Buckhannon City Seal mural celebrated
BUCKHANNON — Officials Friday rededicated the mural of the City Seal, located at Main and Locust streets, 10 years after it was created by artist Deborah Dorland, who attended the ceremony to be reunited with her work.
Local artist Ross Straight designed Buckhannon’s City Seal in 1998, and smaller versions adorn Council Chambers at City Hall and the community and training room at the Public Safety Complex.
In 2000, Straight unveiled a life-sized statue of Chief Buckongahelas and his dying son, Mahonegon, dedicated at Jawbone Park. Native American representatives from three tribes, including the Delaware Nation, participated in the ceremony.

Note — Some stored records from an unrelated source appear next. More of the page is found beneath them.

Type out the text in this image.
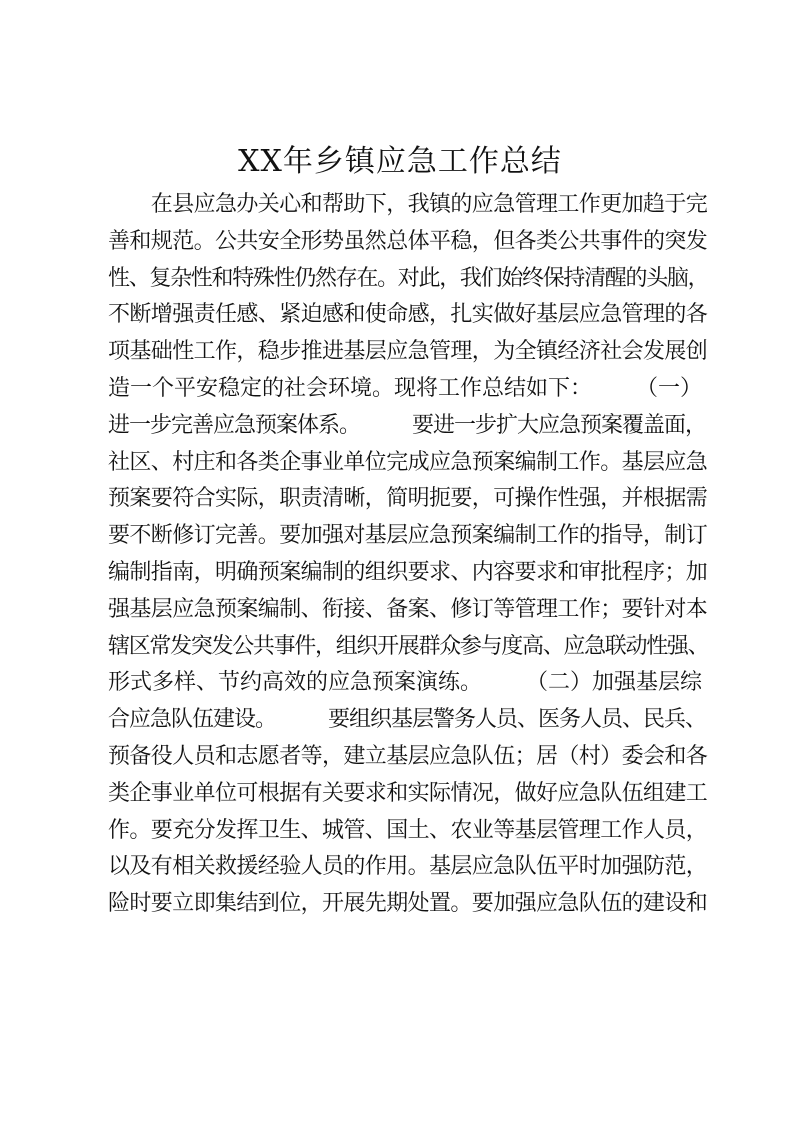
XX年乡镇应急工作总结
　　在县应急办关心和帮助下，我镇的应急管理工作更加趋于完
善和规范。公共安全形势虽然总体平稳，但各类公共事件的突发
性、复杂性和特殊性仍然存在。对此，我们始终保持清醒的头脑，
不断增强责任感、紧迫感和使命感，扎实做好基层应急管理的各
项基础性工作，稳步推进基层应急管理，为全镇经济社会发展创
造一个平安稳定的社会环境。现将工作总结如下：　　　（一）
进一步完善应急预案体系。　　　要进一步扩大应急预案覆盖面，
社区、村庄和各类企事业单位完成应急预案编制工作。基层应急
预案要符合实际，职责清晰，简明扼要，可操作性强，并根据需
要不断修订完善。要加强对基层应急预案编制工作的指导，制订
编制指南，明确预案编制的组织要求、内容要求和审批程序；加
强基层应急预案编制、衔接、备案、修订等管理工作；要针对本
辖区常发突发公共事件，组织开展群众参与度高、应急联动性强、
形式多样、节约高效的应急预案演练。　　　（二）加强基层综
合应急队伍建设。　　　要组织基层警务人员、医务人员、民兵、
预备役人员和志愿者等，建立基层应急队伍；居（村）委会和各
类企事业单位可根据有关要求和实际情况，做好应急队伍组建工
作。要充分发挥卫生、城管、国土、农业等基层管理工作人员，
以及有相关救援经验人员的作用。基层应急队伍平时加强防范，
险时要立即集结到位，开展先期处置。要加强应急队伍的建设和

In 2006, Dorland was commissioned to paint the City Seal mural just three blocks away. Those commissioning the work were the Buckhannon-Upshur Chamber of Commerce, the Upshur County Development Authority, Chase Bank, Upshur Arts Alliance and West Virginia Wesleyan College, with the support of the building’s owners, Steve Nanners and Dennis Willett.
During the fall of 2016, local artist and WVWC alumna Courtney Chidester was commissioned by the city to touch up the mural, repairs that were necessitated by a decade of exposure to the elements. City employees undertook installation of lighting and other improvements to the top flashing of the building and base of the wall. Landscape enhancements were scheduled to follow soon after.
Mayor David McCauley said there was something special about bringing Dorland back to Buckhannon for the rededication ceremony. Dorland is a resident of Roane County and lived in Richwood when she was commissioned to paint the mural.
“To reconnect Deborah Dorland to the community after 10 1/2 years was just the right thing to do,” he said.
McCauley said Dorland is a unique individual with the kind of drive that is rare.
“In 2014, she had a stroke. She couldn’t draw. But she learned to draw with her left hand,” he said. “That’s amazing.”
Dorland said she has painted many murals in many locations, but she is most proud of the Buckhannon work.
“Another thing that’s really important about the mural, that was important to me, was that the whole community got involved,” she said. “I decided to paint a patch of grass in the middle with some of the local children. I wanted to show them all the different colors that go into even a single blade of grass.”
Buckhannon’s Seal features the legendary Buckongahelas allegedly greeting Samuel Pringle sometime during 1764-1767, when Samuel resided with his brother John in the hollow of a giant sycamore tree located about three miles north of the mural, at what is now Pringle Tree Park along the Buckhannon River.